In comparison to the general population, our study underscores a heightened prevalence of headaches and migraines in dystonia patients across various forms, excluding hand dystonia.

Difference Between Migraines and Headaches

The human experience of pain in the head ranges broadly, but it’s essential to differentiate between a headache and a migraine, as each has its unique characteristics and implications for treatment.

Tension headaches, the most prevalent form, typically manifest as a dull, aching sensation that envelopes the head, often compared to a tight band being squeezed around it. Stress, poor posture, and eye strain are frequent culprits.

Sinus headaches are linked to inflammation in the sinus passages, causing pain that intensifies with movements such as bending forward. These are often accompanied by symptoms of sinusitis, such as congestion, fever, and facial pressure.

Cluster headaches are less common but intensely severe. They occur in cyclical patterns or “clusters,” presenting as piercing pain on one side of the head, often around the eye. They may be accompanied by other symptoms like nasal congestion or a watery eye on the affected side.

Migraines, on the other hand, are a neurological condition characterized by intense, throbbing pain, frequently on one side of the head. Unlike other headaches, migraines can be accompanied by nausea, vomiting, and extreme sensitivity to light and sound. Some individuals experience ‘auras’ before onset and that may continue during the experience, which can manifest as visual disturbances, numbness, or difficulty speaking.

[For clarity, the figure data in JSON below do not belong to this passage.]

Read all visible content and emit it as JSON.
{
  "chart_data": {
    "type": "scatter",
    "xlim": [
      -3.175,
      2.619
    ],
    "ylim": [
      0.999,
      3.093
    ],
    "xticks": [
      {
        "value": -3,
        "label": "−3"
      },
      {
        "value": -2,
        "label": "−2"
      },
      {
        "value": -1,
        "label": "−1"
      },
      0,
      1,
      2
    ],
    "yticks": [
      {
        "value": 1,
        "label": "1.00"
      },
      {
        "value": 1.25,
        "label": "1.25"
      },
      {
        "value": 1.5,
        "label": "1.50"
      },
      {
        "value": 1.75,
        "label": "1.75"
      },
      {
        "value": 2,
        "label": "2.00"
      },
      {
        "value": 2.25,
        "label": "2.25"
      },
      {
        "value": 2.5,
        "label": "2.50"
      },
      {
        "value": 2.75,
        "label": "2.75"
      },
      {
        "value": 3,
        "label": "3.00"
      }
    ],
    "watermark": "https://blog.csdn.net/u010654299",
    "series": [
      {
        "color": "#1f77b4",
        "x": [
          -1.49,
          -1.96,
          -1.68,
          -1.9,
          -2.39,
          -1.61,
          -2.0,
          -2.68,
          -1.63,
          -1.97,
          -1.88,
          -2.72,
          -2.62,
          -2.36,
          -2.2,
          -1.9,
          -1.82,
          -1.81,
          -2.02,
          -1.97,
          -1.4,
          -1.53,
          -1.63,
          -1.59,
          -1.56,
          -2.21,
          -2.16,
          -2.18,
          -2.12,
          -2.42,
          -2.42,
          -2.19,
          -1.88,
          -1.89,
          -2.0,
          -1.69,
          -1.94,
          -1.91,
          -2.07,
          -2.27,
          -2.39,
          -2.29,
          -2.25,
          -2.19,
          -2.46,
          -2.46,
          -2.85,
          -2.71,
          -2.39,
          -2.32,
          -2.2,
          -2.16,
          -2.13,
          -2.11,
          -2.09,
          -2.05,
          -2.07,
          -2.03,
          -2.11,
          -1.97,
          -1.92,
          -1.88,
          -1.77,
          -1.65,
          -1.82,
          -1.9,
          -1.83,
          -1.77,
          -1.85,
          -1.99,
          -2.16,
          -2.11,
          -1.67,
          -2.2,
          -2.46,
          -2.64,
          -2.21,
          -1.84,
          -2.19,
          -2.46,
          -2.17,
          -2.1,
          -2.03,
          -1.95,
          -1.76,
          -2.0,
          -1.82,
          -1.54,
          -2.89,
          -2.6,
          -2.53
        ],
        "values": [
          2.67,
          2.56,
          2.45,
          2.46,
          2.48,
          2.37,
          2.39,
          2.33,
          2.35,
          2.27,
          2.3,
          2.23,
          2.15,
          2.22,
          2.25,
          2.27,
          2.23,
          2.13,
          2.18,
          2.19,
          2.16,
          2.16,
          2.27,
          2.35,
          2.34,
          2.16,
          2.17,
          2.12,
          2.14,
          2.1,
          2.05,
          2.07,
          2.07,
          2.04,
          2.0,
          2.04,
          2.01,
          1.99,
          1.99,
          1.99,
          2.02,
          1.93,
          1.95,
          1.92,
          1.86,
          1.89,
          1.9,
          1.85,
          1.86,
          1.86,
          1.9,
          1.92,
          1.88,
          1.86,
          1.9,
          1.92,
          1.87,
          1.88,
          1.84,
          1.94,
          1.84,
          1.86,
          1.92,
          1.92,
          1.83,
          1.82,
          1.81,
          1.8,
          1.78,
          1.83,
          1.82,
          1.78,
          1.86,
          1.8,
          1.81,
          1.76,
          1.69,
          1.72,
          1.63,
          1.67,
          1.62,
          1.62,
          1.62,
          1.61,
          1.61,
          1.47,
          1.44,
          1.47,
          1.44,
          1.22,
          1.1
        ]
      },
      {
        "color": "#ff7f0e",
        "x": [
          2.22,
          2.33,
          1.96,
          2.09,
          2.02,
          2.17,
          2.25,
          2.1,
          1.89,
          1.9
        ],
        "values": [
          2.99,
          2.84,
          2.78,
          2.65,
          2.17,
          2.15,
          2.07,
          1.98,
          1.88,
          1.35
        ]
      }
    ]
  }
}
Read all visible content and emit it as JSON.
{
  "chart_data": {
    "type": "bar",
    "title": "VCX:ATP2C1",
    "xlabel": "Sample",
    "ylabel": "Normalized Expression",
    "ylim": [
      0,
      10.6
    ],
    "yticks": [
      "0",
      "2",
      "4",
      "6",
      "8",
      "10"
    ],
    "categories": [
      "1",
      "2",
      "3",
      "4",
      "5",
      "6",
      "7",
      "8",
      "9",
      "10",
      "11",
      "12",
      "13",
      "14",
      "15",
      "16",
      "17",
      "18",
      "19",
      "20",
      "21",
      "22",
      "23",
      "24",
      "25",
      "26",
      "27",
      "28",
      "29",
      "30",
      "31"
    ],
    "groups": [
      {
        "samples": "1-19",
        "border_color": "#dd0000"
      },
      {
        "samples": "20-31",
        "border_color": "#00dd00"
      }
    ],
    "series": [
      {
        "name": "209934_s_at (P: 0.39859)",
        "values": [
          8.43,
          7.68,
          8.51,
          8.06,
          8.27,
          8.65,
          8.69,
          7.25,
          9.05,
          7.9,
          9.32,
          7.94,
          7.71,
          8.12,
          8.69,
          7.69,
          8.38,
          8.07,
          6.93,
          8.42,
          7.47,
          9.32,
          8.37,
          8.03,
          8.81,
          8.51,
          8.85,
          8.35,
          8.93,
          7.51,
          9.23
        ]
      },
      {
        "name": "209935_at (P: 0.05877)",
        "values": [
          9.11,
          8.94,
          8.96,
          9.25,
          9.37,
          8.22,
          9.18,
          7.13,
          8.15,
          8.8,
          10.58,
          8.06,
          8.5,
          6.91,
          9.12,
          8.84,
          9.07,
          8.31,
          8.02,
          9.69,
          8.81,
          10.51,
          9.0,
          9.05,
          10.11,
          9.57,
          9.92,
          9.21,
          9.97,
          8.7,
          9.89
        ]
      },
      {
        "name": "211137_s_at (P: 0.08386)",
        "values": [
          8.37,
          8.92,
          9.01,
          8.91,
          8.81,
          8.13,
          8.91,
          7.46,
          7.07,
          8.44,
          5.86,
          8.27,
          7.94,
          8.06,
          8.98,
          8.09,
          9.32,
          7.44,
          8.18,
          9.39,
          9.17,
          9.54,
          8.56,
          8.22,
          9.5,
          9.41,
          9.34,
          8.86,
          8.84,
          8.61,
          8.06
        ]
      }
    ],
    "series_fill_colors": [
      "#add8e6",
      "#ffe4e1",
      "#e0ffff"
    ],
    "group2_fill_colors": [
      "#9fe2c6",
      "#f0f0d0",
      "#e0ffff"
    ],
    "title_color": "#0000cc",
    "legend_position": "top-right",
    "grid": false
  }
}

Strategies to Manage Migraines

For those grappling with migraines, effective management is paramount and often involves a combination of lifestyle adaptations and medical interventions:

Create a Serene Environment:
At the onset of a migraine, seek out a tranquil, dimly-lit space. Soft, comforting surroundings can mitigate symptoms like light sensitivity and help ease the pain.

Temperature Therapy:
Applying hot or cold compresses can offer relief. Cold packs numb the discomfort, while heat can relax tense muscles. A warm bath may serve a dual purpose, relaxing both body and mind.

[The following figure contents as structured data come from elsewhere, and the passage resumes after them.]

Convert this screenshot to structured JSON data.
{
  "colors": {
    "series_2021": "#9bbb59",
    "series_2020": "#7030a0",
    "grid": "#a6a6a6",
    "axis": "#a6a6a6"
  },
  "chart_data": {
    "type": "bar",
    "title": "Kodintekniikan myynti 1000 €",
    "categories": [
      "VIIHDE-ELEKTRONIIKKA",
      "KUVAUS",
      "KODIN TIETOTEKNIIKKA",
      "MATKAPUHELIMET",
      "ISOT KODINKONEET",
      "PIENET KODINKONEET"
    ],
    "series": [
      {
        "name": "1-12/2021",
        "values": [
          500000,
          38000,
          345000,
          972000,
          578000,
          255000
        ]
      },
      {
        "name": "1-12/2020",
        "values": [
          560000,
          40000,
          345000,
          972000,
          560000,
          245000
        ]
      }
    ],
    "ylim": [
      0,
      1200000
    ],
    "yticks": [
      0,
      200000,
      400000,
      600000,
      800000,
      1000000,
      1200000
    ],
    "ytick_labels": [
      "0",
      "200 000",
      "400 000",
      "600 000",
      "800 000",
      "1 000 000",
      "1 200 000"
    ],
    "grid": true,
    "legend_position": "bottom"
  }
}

Caffeinated Beverages in Moderation:
A modest amount of caffeine can sometimes curb migraine pain in its early stages and may boost the effectiveness of pain relievers like acetaminophen or aspirin. However, moderation is key as excessive caffeine intake can lead to withdrawal headaches.

Prioritize Sleep:
Migraine sufferers often experience disrupted sleep. Establish a consistent sleep routine, avoid stimulants before bedtime, and create a restful environment to enhance sleep quality.

Mindful Eating:
Maintaining a regular eating schedule and avoiding known dietary triggers can reduce the frequency of migraines. A food diary can be helpful in identifying and managing these triggers.

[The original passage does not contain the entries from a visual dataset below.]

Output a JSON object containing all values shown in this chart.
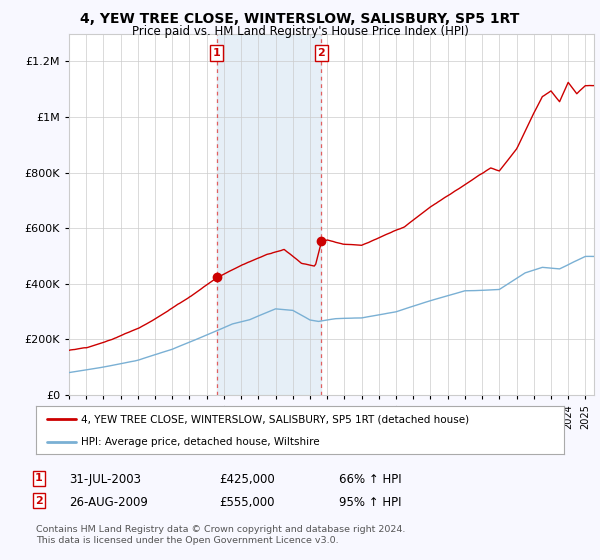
{
  "title": "4, YEW TREE CLOSE, WINTERSLOW, SALISBURY, SP5 1RT",
  "subtitle": "Price paid vs. HM Land Registry's House Price Index (HPI)",
  "red_label": "4, YEW TREE CLOSE, WINTERSLOW, SALISBURY, SP5 1RT (detached house)",
  "blue_label": "HPI: Average price, detached house, Wiltshire",
  "purchase1_date": "31-JUL-2003",
  "purchase1_price": 425000,
  "purchase1_hpi": "66% ↑ HPI",
  "purchase1_year": 2003.58,
  "purchase2_date": "26-AUG-2009",
  "purchase2_price": 555000,
  "purchase2_hpi": "95% ↑ HPI",
  "purchase2_year": 2009.65,
  "footer": "Contains HM Land Registry data © Crown copyright and database right 2024.\nThis data is licensed under the Open Government Licence v3.0.",
  "bg_color": "#f8f8ff",
  "plot_bg": "#ffffff",
  "shade_color": "#dce9f5",
  "red_color": "#cc0000",
  "blue_color": "#7ab0d4",
  "ylim_max": 1300000,
  "xmin": 1995.0,
  "xmax": 2025.5
}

Regular Physical Activity:
Regular exercise releases chemicals in the brain that act as natural painkillers and improve stress resilience. Start slow and choose activities you enjoy to make it a sustainable habit.

Stress Management:
Develop strategies to manage stress, such as mindfulness, deep breathing exercises, and time management techniques. Reducing stress can diminish the frequency and severity of migraines.

Migraine Diary:
Keeping track of migraine occurrences, triggers, and relief measures can provide valuable insights for you and your healthcare provider to tailor a more effective management plan.

Holistic Approach:
A well-rounded approach, including both medical and lifestyle modifications, is often the most effective strategy. This may include medication prescribed by your healthcare provider, complementary therapies such as acupuncture or massage, and cognitive-behavioral therapy.


The incidence of migraines and headaches is higher among patients affected by all forms of dystonia, with the exception of hand dystonia. This compelling evidence highlights the need for further research to discern causality and develop adequate treatments. We advocate for a dual approach—medical intervention complemented by lifestyle changes—to mitigate the pain and improve quality of life for those living with dystonia and its associated headaches.